I noticed that if I do a single forward pass with batch size of 8 the memory used on GPU is around 20 GB and when I do 4 forward passes with batch size of 2, the memory used on GPU is 28 GB.

Essentially both runs have the same amount of data, so where is the memory difference coming from?
NOTE: I have cudnn set to disabled, in case that causes this?

Also, would you say these two methods of training would produce similar results?
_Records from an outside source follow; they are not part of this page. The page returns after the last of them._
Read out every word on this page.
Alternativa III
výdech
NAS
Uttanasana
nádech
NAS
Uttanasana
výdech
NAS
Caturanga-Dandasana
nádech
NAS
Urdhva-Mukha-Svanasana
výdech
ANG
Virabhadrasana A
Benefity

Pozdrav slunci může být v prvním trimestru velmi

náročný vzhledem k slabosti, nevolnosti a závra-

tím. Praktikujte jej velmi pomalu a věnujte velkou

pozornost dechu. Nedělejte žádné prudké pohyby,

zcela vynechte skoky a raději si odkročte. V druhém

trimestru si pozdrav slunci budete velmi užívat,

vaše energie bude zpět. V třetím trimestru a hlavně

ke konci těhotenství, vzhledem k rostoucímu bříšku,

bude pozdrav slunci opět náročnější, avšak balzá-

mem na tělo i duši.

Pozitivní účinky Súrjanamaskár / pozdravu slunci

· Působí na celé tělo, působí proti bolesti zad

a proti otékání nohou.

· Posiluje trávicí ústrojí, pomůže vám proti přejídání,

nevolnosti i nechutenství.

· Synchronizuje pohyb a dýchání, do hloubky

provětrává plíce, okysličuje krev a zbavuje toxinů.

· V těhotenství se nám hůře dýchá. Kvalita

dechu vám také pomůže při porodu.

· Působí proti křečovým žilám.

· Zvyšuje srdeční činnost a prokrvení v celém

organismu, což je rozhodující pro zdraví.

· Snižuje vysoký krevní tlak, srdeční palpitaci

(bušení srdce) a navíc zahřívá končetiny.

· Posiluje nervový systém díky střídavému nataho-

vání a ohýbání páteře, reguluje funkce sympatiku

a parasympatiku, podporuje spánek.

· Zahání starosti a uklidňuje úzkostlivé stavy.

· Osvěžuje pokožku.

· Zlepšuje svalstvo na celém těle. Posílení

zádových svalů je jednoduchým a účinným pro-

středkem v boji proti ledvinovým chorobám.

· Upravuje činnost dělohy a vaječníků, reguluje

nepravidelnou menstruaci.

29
Below is some dummy code to reproduce

Preliminary Code :

import torch
from torch import nn, optim
import torch.utils.data as data_utils
import torchvision.models as models
from torch.backends import cudnn

cudnn.enabled = False
device = torch.device("cuda")
torch.cuda.set_device(1)

train_data = torch.randn(320, 3, 640, 640)
train_labels = torch.ones(320).long()

train = data_utils.TensorDataset(train_data, train_labels)
train_loader = data_utils.DataLoader(train, batch_size=8, shuffle=True, pin_memory=True)
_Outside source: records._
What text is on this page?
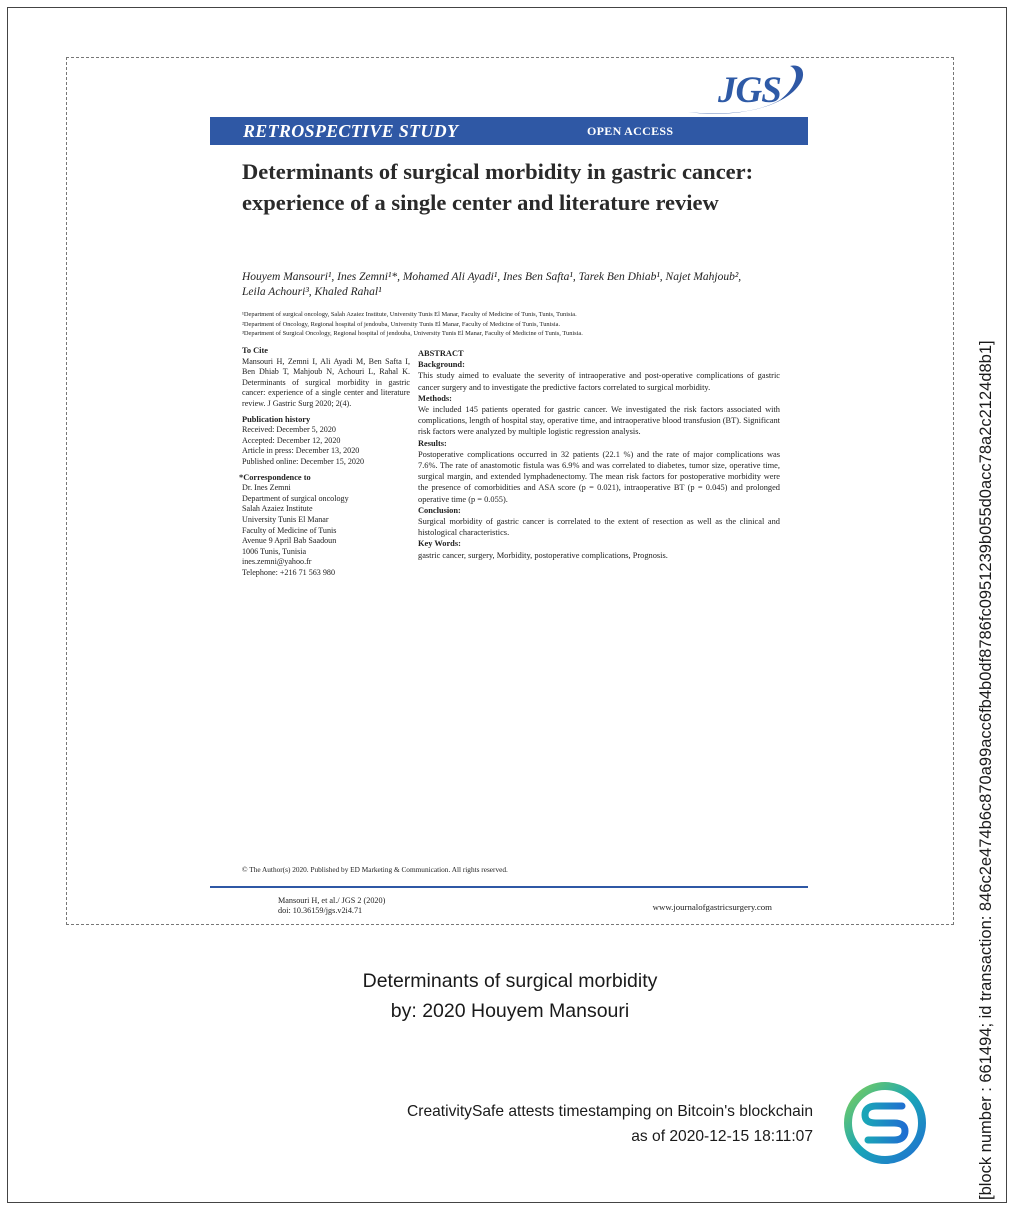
JGS
RETROSPECTIVE STUDY	OPEN ACCESS
Determinants of surgical morbidity in gastric cancer: experience of a single center and literature review
Houyem Mansouri¹, Ines Zemni¹*, Mohamed Ali Ayadi¹, Ines Ben Safta¹, Tarek Ben Dhiab¹, Najet Mahjoub²,
Leila Achouri³, Khaled Rahal¹
¹Department of surgical oncology, Salah Azaiez Institute, University Tunis El Manar, Faculty of Medicine of Tunis, Tunis, Tunisia.
²Department of Oncology, Regional hospital of jendouba, University Tunis El Manar, Faculty of Medicine of Tunis, Tunisia.
³Department of Surgical Oncology, Regional hospital of jendouba, University Tunis El Manar, Faculty of Medicine of Tunis, Tunisia.
To Cite
Mansouri H, Zemni I, Ali Ayadi M, Ben Safta I, Ben Dhiab T, Mahjoub N, Achouri L, Rahal K. Determinants of surgical morbidity in gastric cancer: experience of a single center and literature review. J Gastric Surg 2020; 2(4).
Publication history
Received: December 5, 2020
Accepted: December 12, 2020
Article in press: December 13, 2020
Published online: December 15, 2020
*Correspondence to
Dr. Ines Zemni
Department of surgical oncology
Salah Azaiez Institute
University Tunis El Manar
Faculty of Medicine of Tunis
Avenue 9 April Bab Saadoun
1006 Tunis, Tunisia
ines.zemni@yahoo.fr
Telephone: +216 71 563 980
ABSTRACT
Background:
This study aimed to evaluate the severity of intraoperative and post-operative complications of gastric cancer surgery and to investigate the predictive factors correlated to surgical morbidity.
Methods:
We included 145 patients operated for gastric cancer. We investigated the risk factors associated with complications, length of hospital stay, operative time, and intraoperative blood transfusion (BT). Significant risk factors were analyzed by multiple logistic regression analysis.
Results:
Postoperative complications occurred in 32 patients (22.1 %) and the rate of major complications was 7.6%. The rate of anastomotic fistula was 6.9% and was correlated to diabetes, tumor size, operative time, surgical margin, and extended lymphadenectomy. The mean risk factors for postoperative morbidity were the presence of comorbidities and ASA score (p = 0.021), intraoperative BT (p = 0.045) and prolonged operative time (p = 0.055).
Conclusion:
Surgical morbidity of gastric cancer is correlated to the extent of resection as well as the clinical and histological characteristics.
Key Words:
gastric cancer, surgery, Morbidity, postoperative complications, Prognosis.
© The Author(s) 2020. Published by ED Marketing & Communication. All rights reserved.
Mansouri H, et al./ JGS 2 (2020)
doi: 10.36159/jgs.v2i4.71	www.journalofgastricsurgery.com
Determinants of surgical morbidity
by: 2020 Houyem Mansouri
CreativitySafe attests timestamping on Bitcoin's blockchain
as of 2020-12-15 18:11:07	[block number : 661494; id transaction: 846c2e474b6c870a99acc6fb4b0df8786fc0951239b055d0acc78a2c2124d8b1]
criterion = nn.CrossEntropyLoss().cuda()

model = models.densenet161().cuda()
model.train()
optimizer = optim.Adam(model.parameters(), lr=0.001)

Code for the case of multiple forward pass:

for x,y in train_loader:
    x, y = x.to('cuda',non_blocking=True), y.to('cuda',non_blocking=True)
    pred1 = model(x[:2,])
    loss1 = criterion(pred1, y[:2,])
    pred2 = model(x[2:4, ])
    loss2 = criterion(pred2, y[2:4,])
    pred3 = model(x[4:6, ])
    loss3 = criterion(pred3, y[4:6,])
    pred4 = model(x[6:8, ])
    loss4 = criterion(pred4, y[6:8,])
    
    loss = loss1 + loss2 + loss3 + loss4
    
    optimizer.zero_grad()
    loss.backward()
    optimizer.step()

Code for the case of single forward pass:

for x,y in train_loader:
    x, y = x.to('cuda',non_blocking=True), y.to('cuda',non_blocking=True)
    pred = model(x)
    loss1 = criterion(pred[:2,], y[:2,])
    loss2 = criterion(pred[2:4,], y[2:4,])
    loss3 = criterion(pred[4:6,], y[4:6])
    loss4 = criterion(pred[6:8,], y[6:8,])
    
    loss = loss1 + loss2 + loss3 + loss4
    
    optimizer.zero_grad()
    loss.backward()
    optimizer.step()

P.S I understand the loss calculation in the code with single forward pass is weird but my actual code has different losses for different parts of the output so I wanted to keep that similarity in case I am doing something wrong.

Is the memory really used or just in the cache?
Could you check the usage via torch.cuda.memory_allocated and torch.cuda.memory_cached?

If your model uses batch norm layers or other layers, which depend on the batch size, you won’t get the same results.
Also, in that case, the first approach might yield worse results, as a batch size of 2 might be too small to estimate the running stats properly.

1 Like

This is memory allocated.
Printing out the value of torch.cuda.memory_allocated confirms it.

Also, the problem is that the first approach is actually producing better results but its not scalable since it uses too much memory. I am using BatchNorm layers so yeah i get it that output would be different. Good point.